Сбоку от «стены» скала шла уступами, образуя своего рода лестницу. Здесь и стали подниматься горе-альпинисты. Без страховки. Вообще без сякого снаряжения, а главное, не имея ни каких навыков в альпинизме. Уварова поднималась первой, как кошка лезла. Потом сверху Максу подсказывала, за какой выступ цепляться, куда ногу ставить.

Выбрались на относительно пологий гребень, упиравшийся в еще один скальный выступ.

«Наверное, это и есть вершина», — подумал Макс.

Куда там. Все еще только начиналось.

Скалу-«жандарм» обошли понизу. Для этого пришлось спуститься чуть ниже, теряя набранную высоту.
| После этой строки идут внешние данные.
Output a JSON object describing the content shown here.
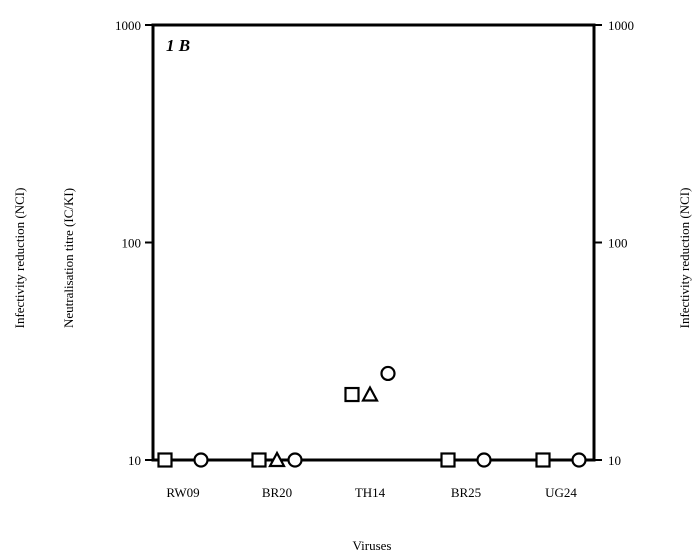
{
  "chart_data": {
    "type": "scatter",
    "panel_label": "1 B",
    "x_label": "Viruses",
    "y_label_left_outer": "Infectivity reduction (NCI)",
    "y_label_left_inner": "Neutralisation titre (IC/KI)",
    "y_label_right": "Infectivity reduction (NCI)",
    "y_scale": "log",
    "ylim": [
      10,
      1000
    ],
    "y_ticks": [
      "10",
      "100",
      "1000"
    ],
    "y_ticks_right": [
      "10",
      "100",
      "1000"
    ],
    "categories": [
      "RW09",
      "BR20",
      "TH14",
      "BR25",
      "UG24"
    ],
    "series": [
      {
        "marker": "square",
        "values": [
          10,
          10,
          20,
          10,
          10
        ]
      },
      {
        "marker": "triangle",
        "values": [
          null,
          10,
          20,
          null,
          null
        ]
      },
      {
        "marker": "circle",
        "values": [
          10,
          10,
          25,
          10,
          10
        ]
      }
    ],
    "baseline_line_at": 10,
    "grid": false,
    "legend": "none"
  }
}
За скалой опять шел пологий гребень. И опять думалось: вон она, вершина. Но оказывалось, что за перегибом начинался новый подъем, и так бессчетное число раз.

Уварова шагала бодро. Худая, жилистая, выносливая, что твоя лошадь, она иному альпинисту могла дать фору. Макс держался исключительно на самолюбии. Бесконечный подъем так его вымотал, что будь на месте геологини кто-либо другой, он бы пощады запросил: дескать, оставь меня здесь, или пристрели, только не мучай…
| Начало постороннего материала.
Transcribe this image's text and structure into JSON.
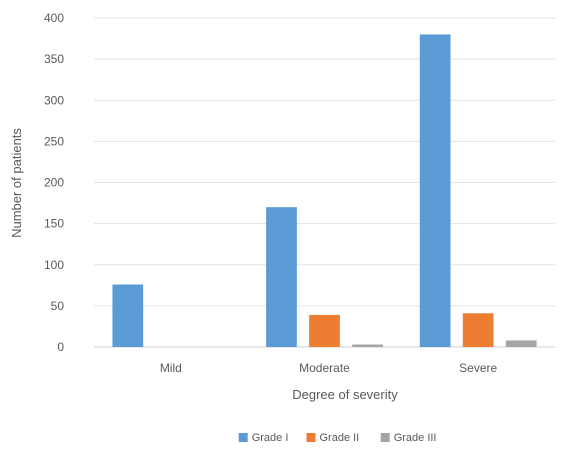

Макс не заметил, как сошел с сухого гребня на заснеженный склон. Он практически отключился, ноги переставлял автоматически, как потерявший управление механизм.

— Уйди со снега! Со снега уйди! — орала Уварова.

Макс пришел в себя. Покорно поднялся опять на гребень. Мыслей не было. Ничего не было. Только желание лечь и лежать, лежать… Но он все шагал и шагал.

Уварова остановилась, сбросила с себя рюкзак, уселась на него.

— Все, пришли, кажется… Садись, Максим.

«Все? Неужели все?». Макс присел, закрыл глаза.

— Эй, смотри, не засни!

Макс разлепил глаза, огляделся. Неужели и правда — вершина. Площадка метров пять на пять, сбоку торчит клыком небольшой выступ. Вот и все.

Ощущения того, что «весь мир под ногами» не было. Ближайшие вершины — на одном с ними уровне, дальних не видно — все облаками затянуто.

«За каким чертом мы сюда залезли?».

Порывами налетал ветер, пробирал до костей. Уварова сидела, съежившись, закрыв голову капюшоном. Она достала полевой дневник, подышала на пальцы, стала что-то писать. Закончив, встала и провозгласила:

— Так как мы покорили этот пик, то имеем право дать ему имя. Отныне он будет называться, ЛГИ — Ленинградский горный институт. В честь моей «альма матер».

Макс только хмыкнул в ответ.

— Что, звучит плохо? Пик Лги… Да, не очень. Как-то иначе надо… ага, вот — Элги. Пик Элги!

Она составила записку для будущих восходителей: мол, пик уже покорен, и обрел имя. Стала рыться в рюкзаке, искать, во что бы вложить послание. Макс пошарил глазами вокруг (привычка цивилизованного человека искать любую неожиданно понадобившуюся вещь у себя под ногами) и сразу же обнаружил некий предмет, выделяющийся цветом и формой среди каменного мусора. Подошел, поднял: так и есть — консервная банка! Отдал находку Уваровой.

«Первопроходчицу» ни сколько не смутило явное доказательство, что кто-то побывал здесь раньше. Уварова спокойно и с достоинством вложила записку в банку, сложила из камней тур, куда и поместила послание. Затем она выбила молотком на каменном уступе надпись «Уварова», и на этом сочла свою миссию законченной.